If you see authentication errors when downloading models:
```
huggingface_hub.errors.HfHubHTTPError: 401 Client Error: Unauthorized
```

The library now uses Nanonets S3 hosting by default, so this should not occur. If it does:

1. **Set up Hugging Face token** (optional):
   ```bash
   pip install huggingface_hub
   huggingface-cli login
   ```

2. **Force S3 usage** (recommended):
   ```bash
   # The library uses S3 by default, but you can ensure it:
   export LLM_CONVERTER_PREFER_HF=false
   ```

#### Model Download Issues

If models fail to download:
1. Check your internet connection
2. Try again - the library has automatic retry logic
3. Models are cached locally after first download

### Runtime Issues

#### Memory Issues with Large Documents

For very large documents, you may need to increase memory limits:
```bash
# Increase Python memory limit
export PYTHONMALLOC=malloc
python -X maxsize=4GB your_script.py
```

#### GPU/CPU Issues

The library works on CPU by default.
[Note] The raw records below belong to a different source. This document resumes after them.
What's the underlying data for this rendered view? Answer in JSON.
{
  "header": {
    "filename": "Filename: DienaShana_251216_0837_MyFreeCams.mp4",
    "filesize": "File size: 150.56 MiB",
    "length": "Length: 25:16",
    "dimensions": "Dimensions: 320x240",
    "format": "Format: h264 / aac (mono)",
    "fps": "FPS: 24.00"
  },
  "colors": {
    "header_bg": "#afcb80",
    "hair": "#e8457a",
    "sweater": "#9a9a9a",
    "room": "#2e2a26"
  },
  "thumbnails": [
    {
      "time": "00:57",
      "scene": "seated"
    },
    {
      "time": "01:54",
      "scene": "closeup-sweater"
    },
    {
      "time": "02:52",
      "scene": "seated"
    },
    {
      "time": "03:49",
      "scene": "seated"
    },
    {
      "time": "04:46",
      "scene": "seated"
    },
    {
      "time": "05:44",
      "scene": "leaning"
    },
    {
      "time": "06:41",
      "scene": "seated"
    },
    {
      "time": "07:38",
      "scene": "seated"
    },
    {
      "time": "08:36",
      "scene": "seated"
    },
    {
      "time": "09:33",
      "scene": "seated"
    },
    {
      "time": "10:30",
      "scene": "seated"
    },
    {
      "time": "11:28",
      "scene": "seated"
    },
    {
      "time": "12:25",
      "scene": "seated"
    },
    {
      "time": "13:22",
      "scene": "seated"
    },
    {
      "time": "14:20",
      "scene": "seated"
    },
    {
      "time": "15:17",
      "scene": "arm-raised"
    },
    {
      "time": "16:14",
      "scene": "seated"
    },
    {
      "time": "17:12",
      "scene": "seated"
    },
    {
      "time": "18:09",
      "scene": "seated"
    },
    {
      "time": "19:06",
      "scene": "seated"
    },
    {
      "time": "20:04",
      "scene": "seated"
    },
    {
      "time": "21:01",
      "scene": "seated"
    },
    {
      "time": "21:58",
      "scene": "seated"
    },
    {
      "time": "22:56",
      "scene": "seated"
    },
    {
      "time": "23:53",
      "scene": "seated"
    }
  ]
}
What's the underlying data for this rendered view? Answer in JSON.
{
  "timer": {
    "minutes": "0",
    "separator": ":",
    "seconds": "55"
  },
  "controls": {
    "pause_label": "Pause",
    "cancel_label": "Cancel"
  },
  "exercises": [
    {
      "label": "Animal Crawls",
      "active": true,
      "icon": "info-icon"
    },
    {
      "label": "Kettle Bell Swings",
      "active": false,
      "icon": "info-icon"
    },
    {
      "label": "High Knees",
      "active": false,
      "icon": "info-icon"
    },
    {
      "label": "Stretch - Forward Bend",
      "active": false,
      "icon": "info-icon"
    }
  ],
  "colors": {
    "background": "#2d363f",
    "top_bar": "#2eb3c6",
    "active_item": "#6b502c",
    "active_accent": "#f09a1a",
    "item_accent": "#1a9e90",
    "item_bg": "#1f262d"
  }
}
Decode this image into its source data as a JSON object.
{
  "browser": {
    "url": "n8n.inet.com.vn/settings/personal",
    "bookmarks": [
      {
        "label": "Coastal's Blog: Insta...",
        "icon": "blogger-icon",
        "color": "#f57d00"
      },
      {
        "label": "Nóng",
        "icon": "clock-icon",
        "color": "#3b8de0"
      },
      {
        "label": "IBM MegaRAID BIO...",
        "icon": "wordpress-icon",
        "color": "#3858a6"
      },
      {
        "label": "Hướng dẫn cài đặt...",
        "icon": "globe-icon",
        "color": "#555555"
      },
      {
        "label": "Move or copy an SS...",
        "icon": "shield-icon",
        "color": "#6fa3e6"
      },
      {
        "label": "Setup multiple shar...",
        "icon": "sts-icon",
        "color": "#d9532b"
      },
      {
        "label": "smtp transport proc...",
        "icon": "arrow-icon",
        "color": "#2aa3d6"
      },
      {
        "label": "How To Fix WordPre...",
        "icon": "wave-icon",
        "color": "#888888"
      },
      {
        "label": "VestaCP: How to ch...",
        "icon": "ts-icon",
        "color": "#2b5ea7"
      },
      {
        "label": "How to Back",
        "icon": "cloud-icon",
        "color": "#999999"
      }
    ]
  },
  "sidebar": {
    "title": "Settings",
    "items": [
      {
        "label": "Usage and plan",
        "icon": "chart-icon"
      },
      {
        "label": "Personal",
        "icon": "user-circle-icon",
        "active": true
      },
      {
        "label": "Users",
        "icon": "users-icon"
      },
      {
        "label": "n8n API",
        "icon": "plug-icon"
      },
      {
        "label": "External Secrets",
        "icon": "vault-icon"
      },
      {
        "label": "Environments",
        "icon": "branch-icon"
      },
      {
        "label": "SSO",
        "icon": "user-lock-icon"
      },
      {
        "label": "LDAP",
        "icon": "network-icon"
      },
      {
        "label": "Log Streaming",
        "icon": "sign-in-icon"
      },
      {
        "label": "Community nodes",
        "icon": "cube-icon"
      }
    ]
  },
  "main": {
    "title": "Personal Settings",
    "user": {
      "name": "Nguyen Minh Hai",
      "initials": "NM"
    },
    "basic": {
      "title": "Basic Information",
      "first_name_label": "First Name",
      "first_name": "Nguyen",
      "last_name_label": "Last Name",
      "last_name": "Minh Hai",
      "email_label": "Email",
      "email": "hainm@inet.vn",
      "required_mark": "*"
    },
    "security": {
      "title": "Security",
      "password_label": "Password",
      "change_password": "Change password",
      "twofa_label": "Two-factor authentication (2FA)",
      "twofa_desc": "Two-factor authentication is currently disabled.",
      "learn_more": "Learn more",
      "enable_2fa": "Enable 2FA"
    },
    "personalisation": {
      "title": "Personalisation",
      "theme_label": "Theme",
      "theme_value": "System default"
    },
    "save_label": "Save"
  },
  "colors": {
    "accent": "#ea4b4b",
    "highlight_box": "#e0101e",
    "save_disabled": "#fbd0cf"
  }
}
For better performance:
- Install PyTorch with CUDA support if you have a GPU
- Models will automatically use available hardware

### Getting Help

- **GitHub Issues**: [Report bugs or request features](https://github.com/nanonets/llm-data-converter/issues)
- **Documentation**: Check this README and the [scripts documentation](scripts/README.md)
- **Community**: Join discussions on GitHub


## License

MIT License - see LICENSE file for details.